For instance, in the Household income example, we analyzed a mean household income by state dataset. This could be applicable if someone wanted to find out where the most affordable place to live.
- Find the minimum household income
- Expand data to look at affordability of areas within state
- Perhaps add other factors like employment in those areas
Additional Resources
- Pandas Documentation
- This is an essential resource for learning about Pandas and its various functionalities. It provides detailed documentation, examples, and explanations of different methods and operations.
- Data Science Applications
- This resource provides an overview of major applications of data science across various domains. It can help students understand the practical implications of data analysis and how it is used in different industries.
- Kaggle Datasets
- Kaggle is a popular platform for data science and machine learning. It offers a wide range of datasets for practice and exploration. Students can find interesting datasets on different topics to apply their Pandas learning and gain hands-on experience.
- NumPy Documentation
- NumPy is another important Python library often used in conjunction with Pandas for numerical operations and scientific computing. The official NumPy documentation provides in-depth explanations and examples of working with arrays, mathematical functions, and more.
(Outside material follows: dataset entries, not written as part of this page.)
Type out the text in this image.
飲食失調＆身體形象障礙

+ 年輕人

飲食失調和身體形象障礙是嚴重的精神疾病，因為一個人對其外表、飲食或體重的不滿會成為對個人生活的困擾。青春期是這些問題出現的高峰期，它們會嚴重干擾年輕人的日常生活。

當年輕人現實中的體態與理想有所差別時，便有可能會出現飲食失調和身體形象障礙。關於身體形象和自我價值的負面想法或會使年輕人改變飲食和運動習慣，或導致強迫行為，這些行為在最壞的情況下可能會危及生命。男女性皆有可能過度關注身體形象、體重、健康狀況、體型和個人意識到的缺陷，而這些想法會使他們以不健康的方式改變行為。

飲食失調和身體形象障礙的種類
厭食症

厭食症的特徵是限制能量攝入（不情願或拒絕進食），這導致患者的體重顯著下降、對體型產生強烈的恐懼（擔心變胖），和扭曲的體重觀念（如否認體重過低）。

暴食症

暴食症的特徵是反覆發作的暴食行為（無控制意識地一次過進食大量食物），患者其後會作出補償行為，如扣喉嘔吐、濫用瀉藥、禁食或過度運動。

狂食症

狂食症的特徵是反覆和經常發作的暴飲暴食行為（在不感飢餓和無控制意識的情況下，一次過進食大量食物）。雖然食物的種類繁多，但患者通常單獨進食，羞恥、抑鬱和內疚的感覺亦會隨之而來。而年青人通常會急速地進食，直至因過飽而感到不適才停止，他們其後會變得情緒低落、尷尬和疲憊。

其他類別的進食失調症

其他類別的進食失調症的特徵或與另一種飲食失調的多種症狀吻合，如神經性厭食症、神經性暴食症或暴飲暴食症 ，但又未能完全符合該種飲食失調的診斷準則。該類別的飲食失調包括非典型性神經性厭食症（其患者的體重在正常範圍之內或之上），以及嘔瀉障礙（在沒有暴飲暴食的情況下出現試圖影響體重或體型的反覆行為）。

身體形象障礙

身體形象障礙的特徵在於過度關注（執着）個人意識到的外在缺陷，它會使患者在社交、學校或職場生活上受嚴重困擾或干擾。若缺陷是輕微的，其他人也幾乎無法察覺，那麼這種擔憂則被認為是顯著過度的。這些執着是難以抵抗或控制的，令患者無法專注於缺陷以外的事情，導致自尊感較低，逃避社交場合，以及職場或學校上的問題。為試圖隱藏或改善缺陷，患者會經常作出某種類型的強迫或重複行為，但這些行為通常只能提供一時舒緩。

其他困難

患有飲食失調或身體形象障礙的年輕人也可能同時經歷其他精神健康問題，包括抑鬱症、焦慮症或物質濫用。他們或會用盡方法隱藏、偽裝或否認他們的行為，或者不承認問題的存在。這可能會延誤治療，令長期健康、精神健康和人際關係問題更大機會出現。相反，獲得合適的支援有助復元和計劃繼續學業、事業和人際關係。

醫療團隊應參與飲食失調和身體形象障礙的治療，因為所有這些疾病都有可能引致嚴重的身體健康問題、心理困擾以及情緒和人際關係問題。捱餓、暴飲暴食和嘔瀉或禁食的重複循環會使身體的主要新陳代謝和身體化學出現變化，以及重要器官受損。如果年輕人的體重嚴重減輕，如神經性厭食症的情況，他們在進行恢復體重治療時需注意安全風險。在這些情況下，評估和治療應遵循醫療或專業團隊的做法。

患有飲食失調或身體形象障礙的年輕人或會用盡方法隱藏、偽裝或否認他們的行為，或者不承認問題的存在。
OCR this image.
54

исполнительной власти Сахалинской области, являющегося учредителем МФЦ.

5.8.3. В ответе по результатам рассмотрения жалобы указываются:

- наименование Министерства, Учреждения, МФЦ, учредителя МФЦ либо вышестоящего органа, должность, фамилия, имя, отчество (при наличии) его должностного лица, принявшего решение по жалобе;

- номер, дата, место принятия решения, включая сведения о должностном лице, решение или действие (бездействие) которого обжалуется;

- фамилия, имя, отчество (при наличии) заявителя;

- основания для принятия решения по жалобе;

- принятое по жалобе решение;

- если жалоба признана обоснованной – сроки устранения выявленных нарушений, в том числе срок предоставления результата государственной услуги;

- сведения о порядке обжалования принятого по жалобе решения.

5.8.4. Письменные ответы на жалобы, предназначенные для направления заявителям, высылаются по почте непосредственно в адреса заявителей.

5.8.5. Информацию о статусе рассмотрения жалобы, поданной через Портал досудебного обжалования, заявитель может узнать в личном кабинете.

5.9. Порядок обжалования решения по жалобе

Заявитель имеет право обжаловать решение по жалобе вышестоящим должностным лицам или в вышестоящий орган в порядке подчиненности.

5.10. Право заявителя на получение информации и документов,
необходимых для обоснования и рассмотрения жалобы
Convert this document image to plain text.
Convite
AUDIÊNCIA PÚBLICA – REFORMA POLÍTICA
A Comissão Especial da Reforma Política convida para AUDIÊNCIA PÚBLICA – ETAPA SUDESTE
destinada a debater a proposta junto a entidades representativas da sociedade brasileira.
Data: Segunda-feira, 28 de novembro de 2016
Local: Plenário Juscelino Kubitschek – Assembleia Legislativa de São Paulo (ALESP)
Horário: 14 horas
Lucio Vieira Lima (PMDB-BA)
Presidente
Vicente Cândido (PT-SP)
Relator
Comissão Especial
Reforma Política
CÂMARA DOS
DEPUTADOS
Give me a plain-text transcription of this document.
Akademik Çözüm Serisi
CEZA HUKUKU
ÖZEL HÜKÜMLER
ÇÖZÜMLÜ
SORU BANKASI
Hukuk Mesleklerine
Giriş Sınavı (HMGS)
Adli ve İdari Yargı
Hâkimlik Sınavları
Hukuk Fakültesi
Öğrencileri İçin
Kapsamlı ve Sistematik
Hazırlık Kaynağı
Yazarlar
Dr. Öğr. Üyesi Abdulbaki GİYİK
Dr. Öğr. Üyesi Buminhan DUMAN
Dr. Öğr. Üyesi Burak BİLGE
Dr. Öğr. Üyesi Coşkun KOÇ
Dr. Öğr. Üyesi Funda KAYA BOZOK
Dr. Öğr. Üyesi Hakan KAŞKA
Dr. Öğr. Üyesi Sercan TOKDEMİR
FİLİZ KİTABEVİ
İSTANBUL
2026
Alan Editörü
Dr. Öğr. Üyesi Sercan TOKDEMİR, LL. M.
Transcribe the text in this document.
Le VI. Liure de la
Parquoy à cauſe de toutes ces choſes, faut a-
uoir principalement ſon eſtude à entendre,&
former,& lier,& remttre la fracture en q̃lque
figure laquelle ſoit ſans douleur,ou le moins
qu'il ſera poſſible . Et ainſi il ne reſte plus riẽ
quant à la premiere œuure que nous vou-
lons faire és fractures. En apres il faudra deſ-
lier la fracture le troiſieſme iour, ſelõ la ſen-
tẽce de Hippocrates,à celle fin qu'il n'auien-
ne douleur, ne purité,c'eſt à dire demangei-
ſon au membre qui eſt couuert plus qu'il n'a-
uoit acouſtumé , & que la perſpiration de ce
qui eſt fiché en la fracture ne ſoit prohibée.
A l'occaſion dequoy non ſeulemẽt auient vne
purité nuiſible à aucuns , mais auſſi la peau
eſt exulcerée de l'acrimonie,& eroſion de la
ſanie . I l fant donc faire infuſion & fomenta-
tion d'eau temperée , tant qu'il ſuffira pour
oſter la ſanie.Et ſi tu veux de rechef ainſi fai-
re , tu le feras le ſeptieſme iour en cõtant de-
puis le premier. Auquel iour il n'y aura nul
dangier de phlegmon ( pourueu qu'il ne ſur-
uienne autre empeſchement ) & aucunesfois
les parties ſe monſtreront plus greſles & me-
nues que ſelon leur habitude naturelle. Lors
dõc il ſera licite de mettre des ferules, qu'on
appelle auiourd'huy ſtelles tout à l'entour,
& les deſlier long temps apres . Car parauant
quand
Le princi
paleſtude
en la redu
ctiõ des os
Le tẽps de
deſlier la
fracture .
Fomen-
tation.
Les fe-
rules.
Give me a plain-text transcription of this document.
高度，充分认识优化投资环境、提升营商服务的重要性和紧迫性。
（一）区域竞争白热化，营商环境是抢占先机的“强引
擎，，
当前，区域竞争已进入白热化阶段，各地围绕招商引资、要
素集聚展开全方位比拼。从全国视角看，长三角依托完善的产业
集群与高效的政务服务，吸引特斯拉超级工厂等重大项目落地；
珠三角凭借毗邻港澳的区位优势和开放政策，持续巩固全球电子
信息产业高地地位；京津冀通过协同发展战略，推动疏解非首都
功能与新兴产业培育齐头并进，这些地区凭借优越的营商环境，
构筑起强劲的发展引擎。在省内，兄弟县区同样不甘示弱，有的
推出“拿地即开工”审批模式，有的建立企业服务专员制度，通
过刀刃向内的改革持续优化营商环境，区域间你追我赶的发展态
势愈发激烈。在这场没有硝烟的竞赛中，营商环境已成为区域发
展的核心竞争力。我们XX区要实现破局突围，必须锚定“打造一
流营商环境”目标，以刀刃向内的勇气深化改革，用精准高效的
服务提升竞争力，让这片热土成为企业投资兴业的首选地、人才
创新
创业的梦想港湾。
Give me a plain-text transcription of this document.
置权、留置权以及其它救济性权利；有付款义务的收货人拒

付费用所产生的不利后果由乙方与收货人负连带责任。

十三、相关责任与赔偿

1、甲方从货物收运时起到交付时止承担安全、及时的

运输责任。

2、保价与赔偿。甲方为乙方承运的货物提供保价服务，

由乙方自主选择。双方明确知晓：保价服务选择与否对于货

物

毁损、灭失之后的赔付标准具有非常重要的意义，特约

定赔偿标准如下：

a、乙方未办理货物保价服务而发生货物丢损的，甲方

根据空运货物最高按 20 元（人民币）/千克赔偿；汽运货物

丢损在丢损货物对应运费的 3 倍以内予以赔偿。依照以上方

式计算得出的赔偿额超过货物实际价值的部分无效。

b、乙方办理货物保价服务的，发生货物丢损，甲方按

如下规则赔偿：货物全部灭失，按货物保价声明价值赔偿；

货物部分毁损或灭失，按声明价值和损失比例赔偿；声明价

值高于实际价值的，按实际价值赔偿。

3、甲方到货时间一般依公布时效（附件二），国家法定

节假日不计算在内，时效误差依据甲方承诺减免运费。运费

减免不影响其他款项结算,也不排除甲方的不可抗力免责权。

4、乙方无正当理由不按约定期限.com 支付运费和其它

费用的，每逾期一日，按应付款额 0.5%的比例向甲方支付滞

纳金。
- Matplotlib Documentation
- Matplotlib is a powerful data visualization library in Python. It allows students to create a wide range of plots and charts to visualize their data. The Matplotlib documentation offers comprehensive guidance on creating different types of visualizations, customizing plots, and using various plotting functions. By referring to these resources, students can further expand their knowledge and explore advanced topics in Pandas, NumPy, and data visualization.
Hacks
-
Find a CSV/JSON Dataset that interests you. Refer to Kaggle Datasets mentioned above.
-
Try to show your Pandas learning by illustrating 5 different numerical analysis operations being done on the dataset. After showing each operation in a separate code block, add a sentence explaining what that operation is showing and what real-world implication it has. It is important to make sure that you are not only able to run code to analyze data, but also understand its implications.
-
EXTRA: Research Matplotlib Documentation mentioned and implement a code block where you create a graph showing and visualize relationship in your chosen dataset. Then, add a sentence or two explaining what the relationship shows.